Testifying before the House Judiciary Committee on Wednesday, Attorney General Eric Holder declared his support for requiring the government to get a warrant before reading Americans' e-mail. It's about time.
When ECPA was written, storage was expensive and online services charged high per-minute fees. So users would log into their online services, download their e-mails, and log off. Congress assumed things would always work this way, so they didn't provide strong privacy protections for e-mail that was left on the server indefinitely.
A generation later, most people use cloud e-mail services, resulting in a crazy quilt of privacy protections. While an e-mail is "in transit," explains Julian Sanchez, a privacy researcher at Cato, the government needs a warrant to read it. But once the user of a cloud service such as Gmail opens the e-mail, the government can (with some exceptions) read it with a simple subpoena — no judicial approval required. And an e-mail is available without a warrant after 180 days whether or not it's been opened.

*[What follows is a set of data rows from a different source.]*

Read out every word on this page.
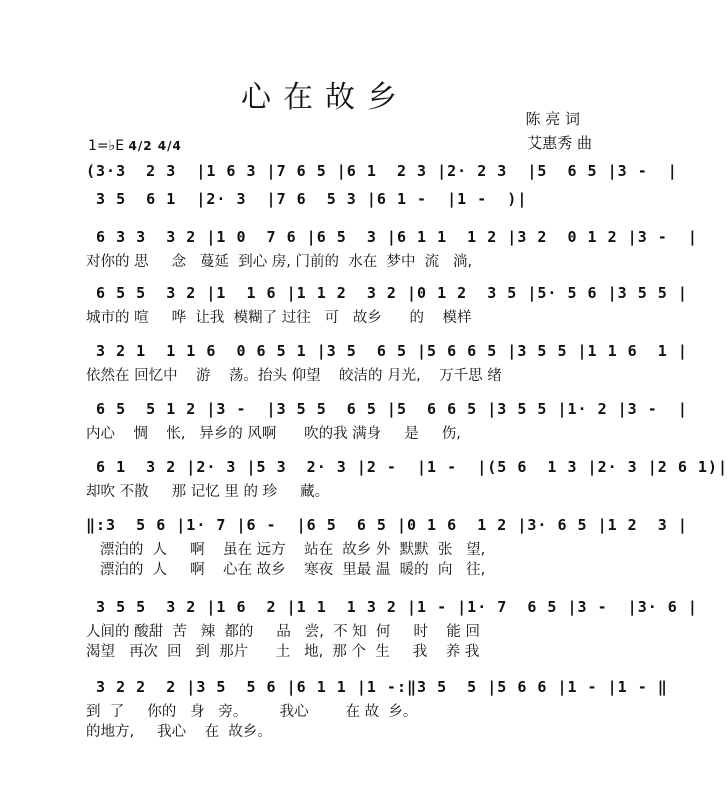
心在故乡
陈 亮 词
艾惠秀 曲
1=♭E 4/2 4/4
(3·3  2 3  |1 6 3 |7 6 5 |6 1  2 3 |2· 2 3  |5  6 5 |3 -  |
3 5  6 1  |2· 3  |7 6  5 3 |6 1 -  |1 -  )|
6 3 3  3 2 |1 0  7 6 |6 5  3 |6 1 1  1 2 |3 2  0 1 2 |3 -  |
对你的 思     念   蔓延  到心 房, 门前的  水在  梦中  流   淌,
6 5 5  3 2 |1  1 6 |1 1 2  3 2 |0 1 2  3 5 |5· 5 6 |3 5 5 |
城市的 喧     哗  让我  模糊了 过往   可   故乡      的    模样
3 2 1  1 1 6  0 6 5 1 |3 5  6 5 |5 6 6 5 |3 5 5 |1 1 6  1 |
依然在 回忆中    游    荡。抬头 仰望    皎洁的 月光,    万千思 绪
6 5  5 1 2 |3 -  |3 5 5  6 5 |5  6 6 5 |3 5 5 |1· 2 |3 -  |
内心    惆    怅,   异乡的 风啊      吹的我 满身     是     伤,
6 1  3 2 |2· 3 |5 3  2· 3 |2 -  |1 -  |(5 6  1 3 |2· 3 |2 6 1)|
却吹 不散     那 记忆 里 的 珍     藏。
‖:3  5 6 |1· 7 |6 -  |6 5  6 5 |0 1 6  1 2 |3· 6 5 |1 2  3 |
漂泊的  人     啊    虽在 远方    站在  故乡 外  默默  张   望,
漂泊的  人     啊    心在 故乡    寒夜  里最 温  暖的  向   往,
3 5 5  3 2 |1 6  2 |1 1  1 3 2 |1 - |1· 7  6 5 |3 -  |3· 6 |
人间的 酸甜  苦   辣  都的     品   尝,  不 知  何     时    能 回
渴望   再次  回   到  那片      土   地,  那 个  生     我    养 我
3 2 2  2 |3 5  5 6 |6 1 1 |1 -:‖3 5  5 |5 6 6 |1 - |1 - ‖
到  了     你的   身   旁。       我心        在 故  乡。
的地方,     我心    在  故乡。
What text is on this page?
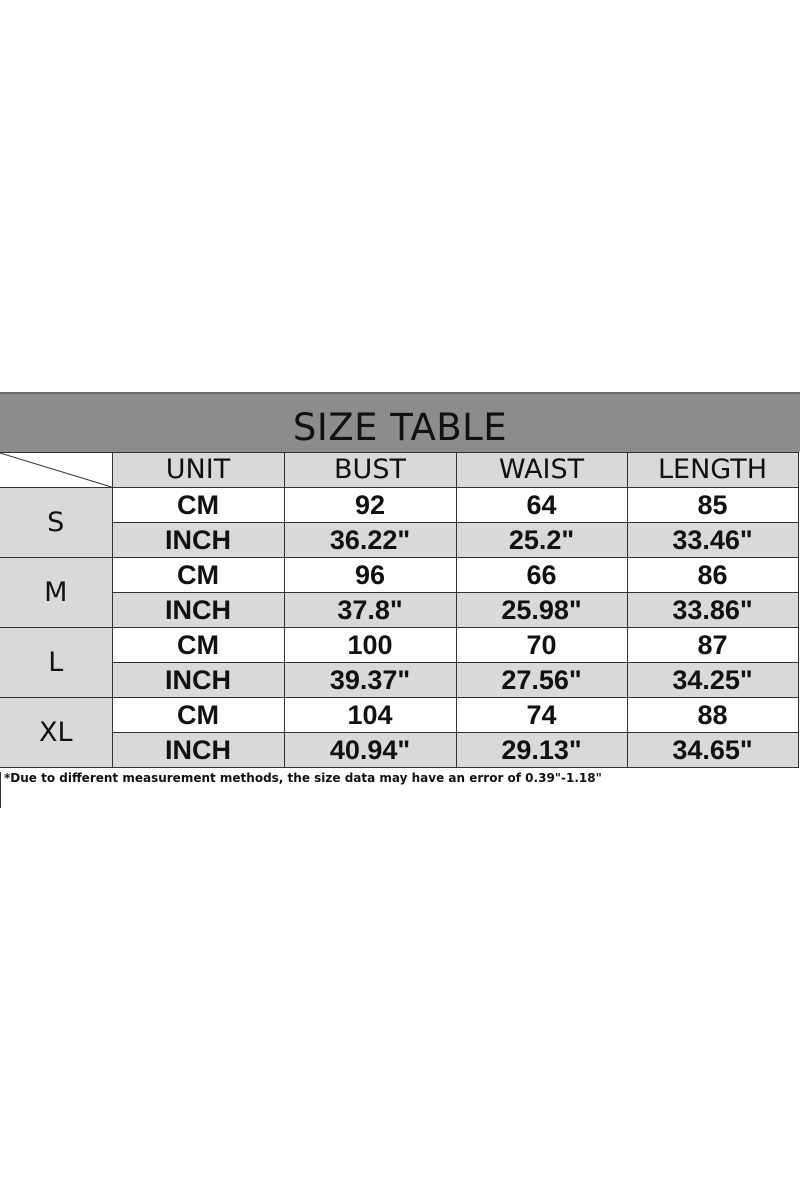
SIZE TABLE
	UNIT	BUST	WAIST	LENGTH
S	CM	92	64	85
	INCH	36.22"	25.2"	33.46"
M	CM	96	66	86
	INCH	37.8"	25.98"	33.86"
L	CM	100	70	87
	INCH	39.37"	27.56"	34.25"
XL	CM	104	74	88
	INCH	40.94"	29.13"	34.65"
*Due to different measurement methods, the size data may have an error of 0.39"-1.18"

Believe it or not, that's the simplified version. Some e-mail providers have insisted that the government get something called a 2703(d) order, which the government can get merely by convincing a judge that email is "relevant" to an investigation (much easier to prove than the "probable cause" standard for a warrant), before they will hand over emails. The 9th Circuit Court of Appeals, which serves California and other Western states, has interpreted ECPA to effectively require a warrant even after it's been opened. But that protection still ends after 180 days. The Sixth Circuit Court of Appeals, which serves Ohio and nearby states, has ruled that warrantless e-mail searches violate the Fourth Amendment, no matter what the law says.
Even the Justice Department, which long defended the permissive status quo, now admits that it doesn't make sense.
"Some of the lines drawn by the SCA that may have made sense in the past have failed to keep up with the development of technology," a Justice Department official told the House Judiciary Committee in March. "There is no principled basis to treat e-mail less than 180 days old differently than e-mail more than 180 days old," she said. "Similarly, it makes sense that the statute not accord lesser protection to opened e-mails than it gives to e-mails that are unopened."
Now the question is whether Congress will do something about it. The Senate Judiciary Committee approved an e-mail privacy bill last month, but that bill has not passed the full Senate. E-mail privacy legislation is also under consideration in the House of Representatives.
Update: Sanchez tweets to add that after the Sixth Circuit ruled that a warrant was required in 2010, some email providers, including Google and Microsoft, started insisting on warrants nation-wide.